Now, a team led by Imperial College London physicists has performed the experiment using ‘slits’ in time rather than space. They achieved this by firing light through a material that changes its properties in femtoseconds (quadrillionths of a second), only allowing light to pass through at specific times in quick succession.
Lead researcher Professor Riccardo Sapienza, from the Department of Physics at Imperial, said: “Our experiment reveals more about the fundamental nature of light while serving as a stepping-stone to creating the ultimate materials that can minutely control light in both space and time.”
Details of the experiment are published today in Nature Physics.
[…]
The material the team used was a thin film of indium-tin-oxide, which forms most mobile phone screens. The material had its reflectance changed by lasers on ultrafast timescales, creating the ‘slits’ for light. The material responded much quicker than the team expected to the laser control, varying its reflectivity in a few femtoseconds.

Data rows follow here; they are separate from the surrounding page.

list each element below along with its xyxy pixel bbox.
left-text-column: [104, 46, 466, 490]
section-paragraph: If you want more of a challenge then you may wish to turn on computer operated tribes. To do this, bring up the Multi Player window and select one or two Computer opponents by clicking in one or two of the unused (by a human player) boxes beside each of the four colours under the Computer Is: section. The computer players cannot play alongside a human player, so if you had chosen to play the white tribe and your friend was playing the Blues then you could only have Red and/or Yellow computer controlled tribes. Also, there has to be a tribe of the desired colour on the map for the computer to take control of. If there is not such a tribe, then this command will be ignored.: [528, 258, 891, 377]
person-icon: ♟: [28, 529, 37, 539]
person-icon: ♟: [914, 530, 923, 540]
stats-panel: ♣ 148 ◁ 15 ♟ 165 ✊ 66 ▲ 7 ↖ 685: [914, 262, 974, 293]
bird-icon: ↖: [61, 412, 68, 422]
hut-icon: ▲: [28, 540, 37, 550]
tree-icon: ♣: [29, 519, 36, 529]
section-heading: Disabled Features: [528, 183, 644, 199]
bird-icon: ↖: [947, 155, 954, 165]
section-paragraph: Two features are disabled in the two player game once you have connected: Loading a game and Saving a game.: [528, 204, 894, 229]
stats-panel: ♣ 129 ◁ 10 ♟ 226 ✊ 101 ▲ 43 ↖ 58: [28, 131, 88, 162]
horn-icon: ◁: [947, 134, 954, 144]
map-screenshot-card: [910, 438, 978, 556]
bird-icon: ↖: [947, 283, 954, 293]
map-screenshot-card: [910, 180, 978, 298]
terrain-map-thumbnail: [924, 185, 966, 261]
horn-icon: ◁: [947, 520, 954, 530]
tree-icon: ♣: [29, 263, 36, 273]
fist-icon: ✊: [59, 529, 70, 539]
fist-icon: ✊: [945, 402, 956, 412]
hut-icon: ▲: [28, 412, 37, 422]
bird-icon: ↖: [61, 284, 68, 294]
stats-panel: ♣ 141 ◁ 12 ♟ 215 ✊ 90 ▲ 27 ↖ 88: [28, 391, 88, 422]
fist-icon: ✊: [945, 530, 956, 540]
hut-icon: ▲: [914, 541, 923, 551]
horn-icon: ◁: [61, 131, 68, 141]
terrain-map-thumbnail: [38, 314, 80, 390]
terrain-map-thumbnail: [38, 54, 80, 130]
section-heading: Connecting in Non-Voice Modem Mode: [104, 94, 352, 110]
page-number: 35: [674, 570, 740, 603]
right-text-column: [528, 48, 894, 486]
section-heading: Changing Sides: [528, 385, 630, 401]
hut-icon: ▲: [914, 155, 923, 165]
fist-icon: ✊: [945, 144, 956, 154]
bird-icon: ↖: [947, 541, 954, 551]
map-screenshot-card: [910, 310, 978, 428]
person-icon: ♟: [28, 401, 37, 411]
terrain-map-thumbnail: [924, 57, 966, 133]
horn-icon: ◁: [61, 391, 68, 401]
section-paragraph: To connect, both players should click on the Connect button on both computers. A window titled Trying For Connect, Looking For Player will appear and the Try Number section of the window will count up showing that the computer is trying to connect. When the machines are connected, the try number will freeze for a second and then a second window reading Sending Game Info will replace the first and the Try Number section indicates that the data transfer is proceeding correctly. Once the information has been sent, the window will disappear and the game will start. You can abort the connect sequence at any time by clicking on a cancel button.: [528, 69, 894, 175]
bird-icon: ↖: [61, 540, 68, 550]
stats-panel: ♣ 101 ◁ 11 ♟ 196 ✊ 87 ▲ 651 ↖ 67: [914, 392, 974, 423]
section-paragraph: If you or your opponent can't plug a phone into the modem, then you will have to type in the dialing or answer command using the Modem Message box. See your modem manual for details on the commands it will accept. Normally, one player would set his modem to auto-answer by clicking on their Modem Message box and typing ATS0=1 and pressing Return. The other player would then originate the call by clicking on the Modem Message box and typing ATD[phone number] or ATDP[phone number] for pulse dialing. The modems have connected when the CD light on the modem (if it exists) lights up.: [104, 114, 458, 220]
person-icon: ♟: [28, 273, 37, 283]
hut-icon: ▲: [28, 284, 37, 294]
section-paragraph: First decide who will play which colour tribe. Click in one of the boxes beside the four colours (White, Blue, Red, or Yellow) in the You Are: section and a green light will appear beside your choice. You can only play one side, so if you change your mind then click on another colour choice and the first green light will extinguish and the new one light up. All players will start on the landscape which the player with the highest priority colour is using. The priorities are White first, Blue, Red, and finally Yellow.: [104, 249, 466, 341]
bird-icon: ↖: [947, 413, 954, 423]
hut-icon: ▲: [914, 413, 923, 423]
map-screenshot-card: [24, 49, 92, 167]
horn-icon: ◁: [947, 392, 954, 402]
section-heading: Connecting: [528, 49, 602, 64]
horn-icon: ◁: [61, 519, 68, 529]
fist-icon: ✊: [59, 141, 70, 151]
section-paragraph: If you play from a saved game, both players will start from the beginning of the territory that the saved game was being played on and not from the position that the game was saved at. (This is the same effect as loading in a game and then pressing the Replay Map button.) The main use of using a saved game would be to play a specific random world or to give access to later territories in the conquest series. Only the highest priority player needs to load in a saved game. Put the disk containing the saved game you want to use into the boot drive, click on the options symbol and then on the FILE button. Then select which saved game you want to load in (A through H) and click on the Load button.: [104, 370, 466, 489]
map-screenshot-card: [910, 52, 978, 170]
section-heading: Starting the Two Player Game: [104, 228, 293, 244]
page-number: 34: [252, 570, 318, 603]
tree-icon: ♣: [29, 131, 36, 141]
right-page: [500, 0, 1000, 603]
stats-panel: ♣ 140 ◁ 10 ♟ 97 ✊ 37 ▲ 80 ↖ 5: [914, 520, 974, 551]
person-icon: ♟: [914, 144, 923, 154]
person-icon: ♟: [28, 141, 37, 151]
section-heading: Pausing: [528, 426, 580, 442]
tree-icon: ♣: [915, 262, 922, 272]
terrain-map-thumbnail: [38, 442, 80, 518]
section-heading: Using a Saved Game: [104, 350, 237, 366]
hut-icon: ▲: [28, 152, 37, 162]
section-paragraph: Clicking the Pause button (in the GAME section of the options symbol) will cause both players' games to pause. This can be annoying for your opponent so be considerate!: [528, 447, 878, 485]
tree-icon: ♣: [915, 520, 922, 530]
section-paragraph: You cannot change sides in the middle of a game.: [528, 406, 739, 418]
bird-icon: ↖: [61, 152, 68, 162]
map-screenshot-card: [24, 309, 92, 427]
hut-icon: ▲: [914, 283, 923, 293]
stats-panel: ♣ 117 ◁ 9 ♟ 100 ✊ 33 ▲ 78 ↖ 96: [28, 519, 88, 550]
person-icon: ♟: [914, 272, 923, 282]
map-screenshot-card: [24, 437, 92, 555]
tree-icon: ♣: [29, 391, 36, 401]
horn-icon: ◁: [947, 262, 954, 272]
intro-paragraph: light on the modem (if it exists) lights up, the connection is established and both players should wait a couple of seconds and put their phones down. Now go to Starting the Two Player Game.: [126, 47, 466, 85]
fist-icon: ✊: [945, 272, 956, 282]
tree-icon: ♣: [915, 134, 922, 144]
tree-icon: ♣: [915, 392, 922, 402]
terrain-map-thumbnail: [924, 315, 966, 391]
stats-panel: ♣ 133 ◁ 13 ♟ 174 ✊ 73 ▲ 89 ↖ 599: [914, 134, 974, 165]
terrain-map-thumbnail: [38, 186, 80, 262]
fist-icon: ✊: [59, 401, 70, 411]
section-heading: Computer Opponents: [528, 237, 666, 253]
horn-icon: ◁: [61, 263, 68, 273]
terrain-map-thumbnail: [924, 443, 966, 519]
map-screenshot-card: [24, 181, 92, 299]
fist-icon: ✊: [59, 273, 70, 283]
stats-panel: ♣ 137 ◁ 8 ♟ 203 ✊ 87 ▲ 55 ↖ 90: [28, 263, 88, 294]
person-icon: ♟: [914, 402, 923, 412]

The material is a metamaterial – one that is engineered to have properties not found in nature. Such fine control of light is one of the promises of metamaterials, and when coupled with spatial control, could create new technologies and even analogues for studying fundamental physics phenomena like black holes.
Co-author Professor Sir John Pendry said: “The double time slits experiment opens the door to a whole new spectroscopy capable of resolving the temporal structure of a light pulse on the scale of one period of the radiation.”
The team next want to explore the phenomenon in a ‘time crystal’, which is analogous to an atomic crystal, but where the optical properties vary in time.
Co-author Professor Stefan Maier said: “The concept of time crystals has the potential to lead to ultrafast, parallelized optical switches.”